Na Europa, espera-se um novo aumento na taxa de juros na Zona do Euro, em 0,25 ponto percentual. Além disso, também são esperadas decisões no Japão, onde é provável que a taxa de juros seja mantida, e na China, onde o banco central pode reduzir os juros como forma de estimular a economia. Essa medida seria uma boa notícia para o Brasil, embora a decisão mais provável do banco central chinês seja manter as taxas atuais.

Cenário Nacional

No Brasil, a expectativa de uma redução na taxa básica de juros, a Selic, é um dos fatores que impulsionam o otimismo em relação ao Ibovespa, que já acumula uma alta de 8% no mês.
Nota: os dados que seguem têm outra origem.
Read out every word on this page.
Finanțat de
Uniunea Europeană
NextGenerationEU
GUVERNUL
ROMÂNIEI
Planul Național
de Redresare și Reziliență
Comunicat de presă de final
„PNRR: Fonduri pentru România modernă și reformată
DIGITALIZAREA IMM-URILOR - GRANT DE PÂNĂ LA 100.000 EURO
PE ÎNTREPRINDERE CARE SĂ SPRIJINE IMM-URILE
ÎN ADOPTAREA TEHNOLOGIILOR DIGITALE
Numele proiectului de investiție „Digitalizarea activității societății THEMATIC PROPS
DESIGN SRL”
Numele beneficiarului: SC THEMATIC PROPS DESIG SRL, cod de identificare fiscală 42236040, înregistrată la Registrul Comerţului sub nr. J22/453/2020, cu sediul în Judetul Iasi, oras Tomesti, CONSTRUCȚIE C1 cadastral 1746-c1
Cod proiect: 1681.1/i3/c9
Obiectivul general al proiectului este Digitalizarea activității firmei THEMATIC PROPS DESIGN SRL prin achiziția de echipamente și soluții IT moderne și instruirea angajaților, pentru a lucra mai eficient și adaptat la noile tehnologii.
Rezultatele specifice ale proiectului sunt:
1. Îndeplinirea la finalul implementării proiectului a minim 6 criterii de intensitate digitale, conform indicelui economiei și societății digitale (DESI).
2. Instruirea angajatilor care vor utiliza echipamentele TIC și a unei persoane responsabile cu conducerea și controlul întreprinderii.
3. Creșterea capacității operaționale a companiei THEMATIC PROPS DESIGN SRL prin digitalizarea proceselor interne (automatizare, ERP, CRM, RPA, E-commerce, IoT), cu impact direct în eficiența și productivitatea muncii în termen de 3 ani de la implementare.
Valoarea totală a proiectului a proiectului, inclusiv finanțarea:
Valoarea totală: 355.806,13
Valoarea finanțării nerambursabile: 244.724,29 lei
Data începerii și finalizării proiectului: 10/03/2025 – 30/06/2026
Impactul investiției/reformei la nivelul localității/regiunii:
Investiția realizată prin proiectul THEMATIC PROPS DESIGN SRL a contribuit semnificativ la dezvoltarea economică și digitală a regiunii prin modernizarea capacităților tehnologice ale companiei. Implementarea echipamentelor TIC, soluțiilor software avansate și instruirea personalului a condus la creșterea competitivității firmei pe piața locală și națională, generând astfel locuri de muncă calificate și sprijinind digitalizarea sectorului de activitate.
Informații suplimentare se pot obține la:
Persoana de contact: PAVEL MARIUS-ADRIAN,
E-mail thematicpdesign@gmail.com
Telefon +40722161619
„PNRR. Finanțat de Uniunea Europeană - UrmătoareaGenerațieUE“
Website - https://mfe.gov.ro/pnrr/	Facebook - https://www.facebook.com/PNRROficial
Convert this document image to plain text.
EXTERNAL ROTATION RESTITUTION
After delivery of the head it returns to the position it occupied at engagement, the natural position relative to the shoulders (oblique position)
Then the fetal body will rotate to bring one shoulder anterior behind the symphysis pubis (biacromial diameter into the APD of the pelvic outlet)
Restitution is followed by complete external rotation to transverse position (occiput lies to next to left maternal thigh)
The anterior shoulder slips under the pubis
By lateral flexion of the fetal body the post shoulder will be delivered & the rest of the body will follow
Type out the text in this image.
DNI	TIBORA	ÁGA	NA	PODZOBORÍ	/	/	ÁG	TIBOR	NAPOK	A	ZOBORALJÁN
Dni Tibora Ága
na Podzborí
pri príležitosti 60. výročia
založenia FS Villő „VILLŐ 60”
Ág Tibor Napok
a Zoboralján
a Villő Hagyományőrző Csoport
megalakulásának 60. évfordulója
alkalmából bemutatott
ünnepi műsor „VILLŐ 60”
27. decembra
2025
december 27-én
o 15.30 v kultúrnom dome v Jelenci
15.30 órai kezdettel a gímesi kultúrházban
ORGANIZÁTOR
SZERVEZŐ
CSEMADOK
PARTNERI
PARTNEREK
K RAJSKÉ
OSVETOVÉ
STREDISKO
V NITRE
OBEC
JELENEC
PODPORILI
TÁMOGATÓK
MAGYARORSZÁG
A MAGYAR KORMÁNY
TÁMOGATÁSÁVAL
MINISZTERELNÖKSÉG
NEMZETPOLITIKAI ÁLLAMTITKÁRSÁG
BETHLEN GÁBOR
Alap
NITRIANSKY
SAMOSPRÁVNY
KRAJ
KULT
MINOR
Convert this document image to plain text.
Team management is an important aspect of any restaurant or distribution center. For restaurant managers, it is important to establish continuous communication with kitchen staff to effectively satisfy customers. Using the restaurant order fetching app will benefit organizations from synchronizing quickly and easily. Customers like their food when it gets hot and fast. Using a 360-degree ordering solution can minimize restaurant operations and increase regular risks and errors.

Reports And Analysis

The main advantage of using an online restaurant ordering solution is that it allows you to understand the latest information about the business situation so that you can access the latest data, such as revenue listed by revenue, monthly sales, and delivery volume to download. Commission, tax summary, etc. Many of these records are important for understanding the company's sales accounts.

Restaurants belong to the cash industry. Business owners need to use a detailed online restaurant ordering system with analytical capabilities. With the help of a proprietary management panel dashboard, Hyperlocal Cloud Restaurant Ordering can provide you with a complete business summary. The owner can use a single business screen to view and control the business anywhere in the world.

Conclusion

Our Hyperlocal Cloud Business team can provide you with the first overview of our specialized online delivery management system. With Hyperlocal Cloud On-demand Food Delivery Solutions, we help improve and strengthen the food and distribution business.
Além disso, a inflação em queda, próxima à meta estabelecida, reforça a aposta em cortes na taxa de juros pelo Comitê de Política Monetária (Copom) na reunião agendada para agosto. 

A provável pausa do Fed, portanto, apenas contribui para aumentar o otimismo que tem dominado o mercado de ações brasileiro nos últimos dias. No entanto, a segunda-feira apresentou um fator negativo: a queda nos preços do petróleo e do minério de ferro, duas commodities importantes para a bolsa brasileira. O minério registrou uma queda de 1,8% na bolsa de Dalian, na China, enquanto o petróleo caiu quase 2%.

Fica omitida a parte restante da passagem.